Pour satisfaire à tout cela, j'ai pris d'autres chemins, j'ai emprunté des voies de traverse. Je n'ai pas choisi la voies tracée d'une école de journalisme, suivie de de stages dans des rédactions prestigieuses, de course à la pige, d'entretiens d'embauche pour un poste de rédactrice junior ayant l'espoir de progresser petit à petit. J'ai pris des sentiers buissonniers pour écrire, pour parler de société et de politique, pour m'exprimer. J'ai en l'occurrence eu la chance de commencer ma vie professionnelle au moment des débuts du web et de m'affirmer dans mon travail à mesure que son influence prenait de l'ampleur. J'ai alors saisi gourmandement l'occasion de trouver là des espaces aisément (et croissamment) accessibles de publication et de visibilité.
Aussi, quand hier matin, je lis le formidable manifeste "Prenons la Une" qui précisément dénonce le manque de visibilité des femmes dans les médias, leur sous-représentation dans les instances de décision des journaux traditionnels (elles ne sont que 30% parmi les rédac' chef, alors même qu'il n'y a pas position plus stratégique dans un média que celle d'où l'on décide des sujets qui seront traités, sous quel angle, dans quel gabarit, à quel endroit du journal, avec quel degré d'importance et d'urgence, par qui, avec quel éclairage...), j'ai soudain une révélation : en contournant dès le départ les routes balisées d'une carrière dans la presse, c'est une stratégie que j'ai inconsciemment adoptée. Une stratégie pour prendre la parole en m'épargnant les obstacles qui me seraient tendus dans un univers professionnel peu inclusif (pour les femmes, certes, mais aussi de façon plus générale pour toutes et tous celles et ceux qui n'ont pas accès à un milieu qu'on dit, en partie à raison, fermé et plus ou moins replié sur son entre-soi, sans faire de généralités), un univers professionnel à coup sûr encore trop campé sur des critères traditionnels de légitimité.

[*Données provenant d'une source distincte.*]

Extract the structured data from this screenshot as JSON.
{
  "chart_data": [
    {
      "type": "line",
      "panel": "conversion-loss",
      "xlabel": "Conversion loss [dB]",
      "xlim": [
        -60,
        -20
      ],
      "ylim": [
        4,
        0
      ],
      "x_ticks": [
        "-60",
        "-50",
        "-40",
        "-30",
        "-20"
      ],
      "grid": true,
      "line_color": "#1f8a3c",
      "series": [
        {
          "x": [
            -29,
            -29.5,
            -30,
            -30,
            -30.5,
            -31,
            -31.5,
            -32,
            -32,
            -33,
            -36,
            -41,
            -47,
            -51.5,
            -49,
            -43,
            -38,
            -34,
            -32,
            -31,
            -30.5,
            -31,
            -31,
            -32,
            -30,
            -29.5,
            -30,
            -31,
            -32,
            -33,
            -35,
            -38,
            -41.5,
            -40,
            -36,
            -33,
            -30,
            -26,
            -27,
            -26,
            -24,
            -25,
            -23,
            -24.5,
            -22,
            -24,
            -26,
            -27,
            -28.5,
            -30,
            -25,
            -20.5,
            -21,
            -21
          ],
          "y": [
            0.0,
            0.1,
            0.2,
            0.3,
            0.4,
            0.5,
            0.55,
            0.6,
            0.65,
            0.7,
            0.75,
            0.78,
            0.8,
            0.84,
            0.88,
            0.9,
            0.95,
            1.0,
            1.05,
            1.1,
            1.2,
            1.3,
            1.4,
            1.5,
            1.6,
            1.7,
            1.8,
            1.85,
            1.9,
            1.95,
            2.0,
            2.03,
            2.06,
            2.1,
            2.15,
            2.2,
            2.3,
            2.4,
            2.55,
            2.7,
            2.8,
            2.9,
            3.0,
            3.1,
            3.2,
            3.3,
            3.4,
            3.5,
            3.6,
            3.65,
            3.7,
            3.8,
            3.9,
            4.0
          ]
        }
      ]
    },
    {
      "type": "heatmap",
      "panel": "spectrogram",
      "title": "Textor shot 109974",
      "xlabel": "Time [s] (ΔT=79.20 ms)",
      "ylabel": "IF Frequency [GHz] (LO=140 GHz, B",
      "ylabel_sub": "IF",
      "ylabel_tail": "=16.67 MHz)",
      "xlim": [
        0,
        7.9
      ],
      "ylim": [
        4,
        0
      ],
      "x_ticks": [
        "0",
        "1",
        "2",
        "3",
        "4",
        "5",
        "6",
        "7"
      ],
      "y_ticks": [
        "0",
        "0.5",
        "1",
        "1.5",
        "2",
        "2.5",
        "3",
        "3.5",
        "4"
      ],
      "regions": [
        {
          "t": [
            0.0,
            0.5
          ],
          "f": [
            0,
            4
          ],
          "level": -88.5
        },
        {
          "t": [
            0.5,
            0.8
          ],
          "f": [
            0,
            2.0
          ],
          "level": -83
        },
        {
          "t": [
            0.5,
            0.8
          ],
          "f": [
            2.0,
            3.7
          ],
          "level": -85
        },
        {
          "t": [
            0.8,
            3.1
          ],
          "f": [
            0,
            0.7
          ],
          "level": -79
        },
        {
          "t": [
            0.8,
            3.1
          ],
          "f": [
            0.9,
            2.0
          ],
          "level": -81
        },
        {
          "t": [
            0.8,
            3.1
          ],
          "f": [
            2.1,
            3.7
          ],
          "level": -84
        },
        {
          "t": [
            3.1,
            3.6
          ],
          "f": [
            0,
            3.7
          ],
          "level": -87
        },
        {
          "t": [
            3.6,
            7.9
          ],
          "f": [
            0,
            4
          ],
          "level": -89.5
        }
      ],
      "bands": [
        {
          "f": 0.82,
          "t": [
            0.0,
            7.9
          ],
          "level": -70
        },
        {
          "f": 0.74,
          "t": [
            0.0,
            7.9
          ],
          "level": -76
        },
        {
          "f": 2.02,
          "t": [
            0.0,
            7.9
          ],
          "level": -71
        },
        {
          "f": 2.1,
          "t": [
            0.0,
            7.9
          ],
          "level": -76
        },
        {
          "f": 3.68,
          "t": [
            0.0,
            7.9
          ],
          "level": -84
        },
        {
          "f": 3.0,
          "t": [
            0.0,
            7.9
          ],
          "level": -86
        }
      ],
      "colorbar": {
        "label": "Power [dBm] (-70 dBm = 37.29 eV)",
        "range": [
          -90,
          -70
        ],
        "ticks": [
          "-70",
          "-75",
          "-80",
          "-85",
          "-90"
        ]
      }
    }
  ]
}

Alors, je l'ai signé ce manifeste. J'ai osé inscrire mon nom aux côtés de celui des journalistes, des vrai-es. Non parce que je me prendrais soudain pour l'une d'elles et eux. Mais parce qu'il me semble qu'au-delà de la question de la place des femmes dans les médias, ce que ce manifeste a de profondément subversif, c'est précisément qu'il en appelle à une vaste et riche réflexion sur la légitimité de celles et ceux qui font l'actu et l'opinion (et ne sont pas que des hommes, quoiqu'en montre une pub hallucinante pour RMC). Une réflexion urgente et nécessaire, à l'heure où les frontières se floutent et tandis que pourtant le besoin de repères et de vérité n'a jamais été aussi vital pour celles et ceux qui lisent les journaux. Et qu'il ne peut plus suffire pour répondre à ce besoin de façon crédible de dire "j'en suis, j'y reste, j'ai ma carte de presse" ni "si j'y ai fait ma place (majoritairement en tant qu'homme), c'est parce que je la méritais."